3. Love. Love is everywhere. You do not have to see it all of the time, but just know that it is there. Take the time to seek out love - in your child's face, in the sounds of nature, in the changing colours of the sky. Seek out love, and enjoy the sensations of it. Use the memories of love to bring you into that vibration when you begin to feel anxious, sad or lonely. Try this: Draw a heart in red crayon and write down the things you love inside. Tack it up somewhere so you can see it often.

4. Acceptance and Letting Go. This is a good practice to use when practicing asana. Some incredible poses for acceptance and letting go are: Pigeon, Fish and Forward Bends. Try this: Get into one of the above-mentioned poses, and work your way to the edge of comfort and discomfort. The idea is to go towards any feelings of tension, tightness or emotion. Breathe into that space, and perhaps even say in your mind, "I see you, and I accept you". By acknowledging the feeling, it will naturally soften, making way for more space and freedom in your body and mind.

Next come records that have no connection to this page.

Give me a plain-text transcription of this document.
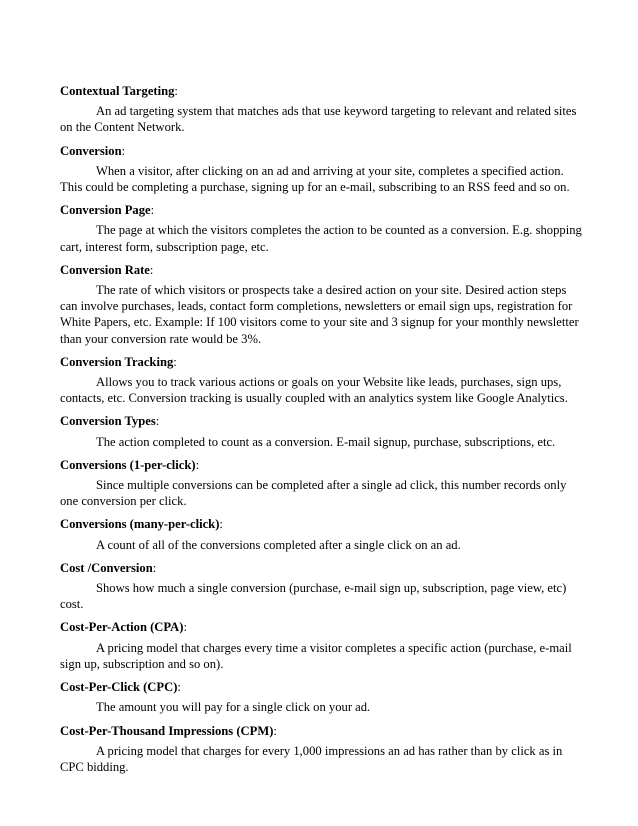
Contextual Targeting:

An ad targeting system that matches ads that use keyword targeting to relevant and related sites on the Content Network.

Conversion:

When a visitor, after clicking on an ad and arriving at your site, completes a specified action. This could be completing a purchase, signing up for an e-mail, subscribing to an RSS feed and so on.

Conversion Page:

The page at which the visitors completes the action to be counted as a conversion. E.g. shopping cart, interest form, subscription page, etc.

Conversion Rate:

The rate of which visitors or prospects take a desired action on your site. Desired action steps can involve purchases, leads, contact form completions, newsletters or email sign ups, registration for White Papers, etc. Example: If 100 visitors come to your site and 3 signup for your monthly newsletter than your conversion rate would be 3%.

Conversion Tracking:

Allows you to track various actions or goals on your Website like leads, purchases, sign ups, contacts, etc. Conversion tracking is usually coupled with an analytics system like Google Analytics.

Conversion Types:

The action completed to count as a conversion. E-mail signup, purchase, subscriptions, etc.

Conversions (1-per-click):

Since multiple conversions can be completed after a single ad click, this number records only one conversion per click.

Conversions (many-per-click):

A count of all of the conversions completed after a single click on an ad.

Cost /Conversion:

Shows how much a single conversion (purchase, e-mail sign up, subscription, page view, etc) cost.

Cost-Per-Action (CPA):

A pricing model that charges every time a visitor completes a specific action (purchase, e-mail sign up, subscription and so on).

Cost-Per-Click (CPC):

The amount you will pay for a single click on your ad.

Cost-Per-Thousand Impressions (CPM):

A pricing model that charges for every 1,000 impressions an ad has rather than by click as in CPC bidding.
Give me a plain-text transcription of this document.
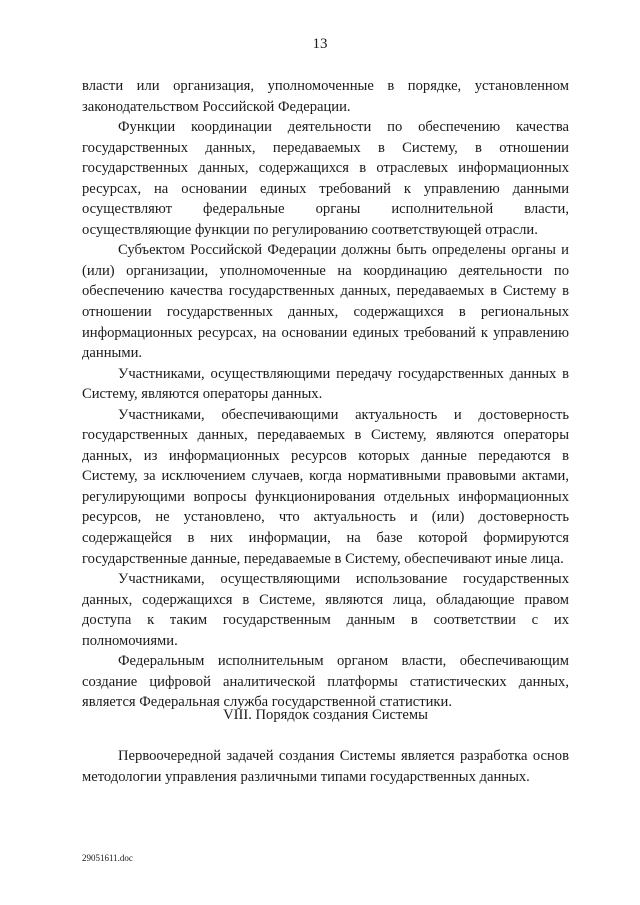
13

власти или организация, уполномоченные в порядке, установленном законодательством Российской Федерации.

Функции координации деятельности по обеспечению качества государственных данных, передаваемых в Систему, в отношении государственных данных, содержащихся в отраслевых информационных ресурсах, на основании единых требований к управлению данными осуществляют федеральные органы исполнительной власти, осуществляющие функции по регулированию соответствующей отрасли.

Субъектом Российской Федерации должны быть определены органы и (или) организации, уполномоченные на координацию деятельности по обеспечению качества государственных данных, передаваемых в Систему в отношении государственных данных, содержащихся в региональных информационных ресурсах, на основании единых требований к управлению данными.

Участниками, осуществляющими передачу государственных данных в Систему, являются операторы данных.

Участниками, обеспечивающими актуальность и достоверность государственных данных, передаваемых в Систему, являются операторы данных, из информационных ресурсов которых данные передаются в Систему, за исключением случаев, когда нормативными правовыми актами, регулирующими вопросы функционирования отдельных информационных ресурсов, не установлено, что актуальность и (или) достоверность содержащейся в них информации, на базе которой формируются государственные данные, передаваемые в Систему, обеспечивают иные лица.

Участниками, осуществляющими использование государственных данных, содержащихся в Системе, являются лица, обладающие правом доступа к таким государственным данным в соответствии с их полномочиями.

Федеральным исполнительным органом власти, обеспечивающим создание цифровой аналитической платформы статистических данных, является Федеральная служба государственной статистики.

VIII. Порядок создания Системы

Первоочередной задачей создания Системы является разработка основ методологии управления различными типами государственных данных.

29051611.doc
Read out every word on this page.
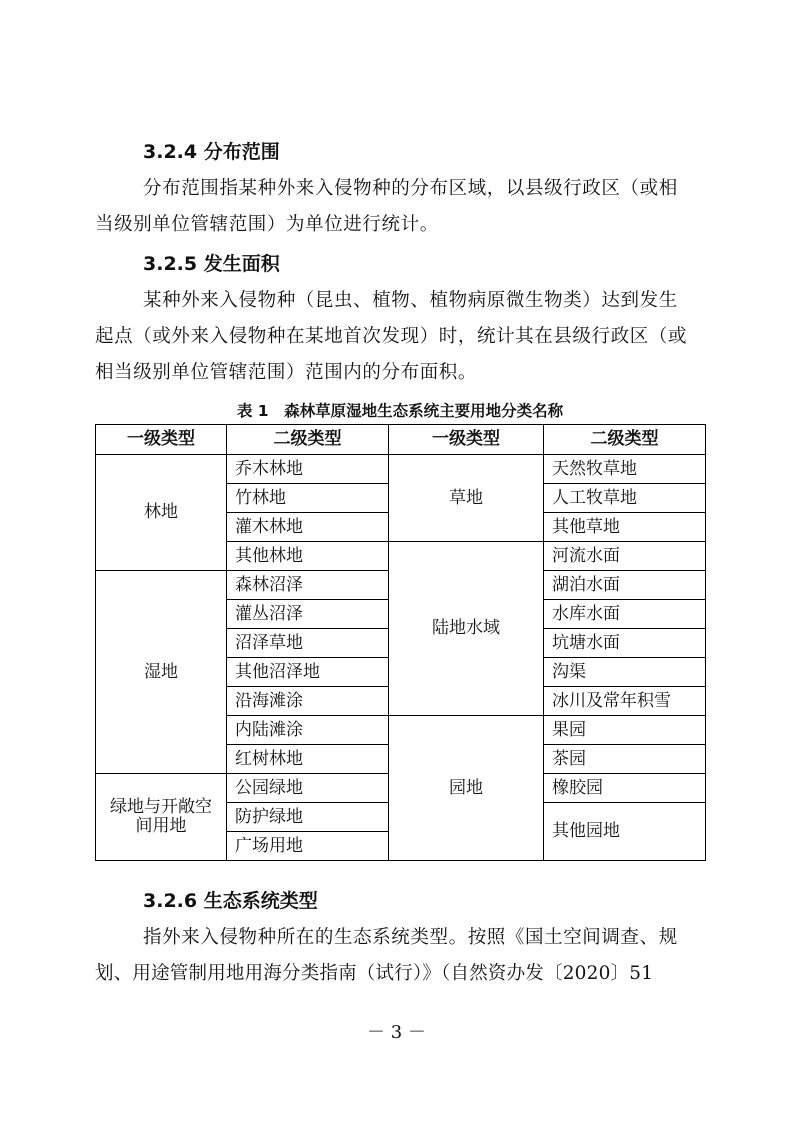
3.2.4 分布范围
分布范围指某种外来入侵物种的分布区域，以县级行政区（或相
当级别单位管辖范围）为单位进行统计。
3.2.5 发生面积
某种外来入侵物种（昆虫、植物、植物病原微生物类）达到发生
起点（或外来入侵物种在某地首次发现）时，统计其在县级行政区（或
相当级别单位管辖范围）范围内的分布面积。
表 1　森林草原湿地生态系统主要用地分类名称
一级类型	二级类型	一级类型	二级类型
林地	乔木林地	草地	天然牧草地
	竹林地		人工牧草地
	灌木林地		其他草地
	其他林地	陆地水域	河流水面
湿地	森林沼泽		湖泊水面
	灌丛沼泽		水库水面
	沼泽草地		坑塘水面
	其他沼泽地		沟渠
	沿海滩涂		冰川及常年积雪
	内陆滩涂	园地	果园
	红树林地		茶园
绿地与开敞空间用地	公园绿地		橡胶园
	防护绿地		其他园地
	广场用地		
3.2.6 生态系统类型
指外来入侵物种所在的生态系统类型。按照《国土空间调查、规
划、用途管制用地用海分类指南（试行）》（自然资办发〔2020〕51
－ 3 －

5. Present Moment Awareness. It is important to remember that while many people will tell you that the baby and toddler years go by very quickly, it can sometimes feel like each day repeats itself and drags on. That is because you are forced to live in the moment, not as a chosen meditative practice or a soothing yoga class, but as your life. Try this: Greet each moment consciously and say in your mind what is happening, "I am walking into baby's room, I am saying hello to baby, I am picking baby up with love. I am sitting on the floor with baby, all she sees is me. I am loving my baby, I am loving my child." And once baby gifts you with a quiet moment to reflect on your day, relish it, forget the laundry and the dishes. And accept the gift of the present moment.

There is no way that I could go into detail here about the many challenges of motherhood, and the ways that I personally got through those intense first years. And there is no perfect way to cope with the ups and downs of becoming a mother. The most important thing to remember with the transition of motherhood is that you cannot get around it - you simply must go directly through it. Expand on these ideas in your own way, and be sure that once you have landed on the other side of the transition, that you pass on your knowledge and hard-earned wisdom to someone else.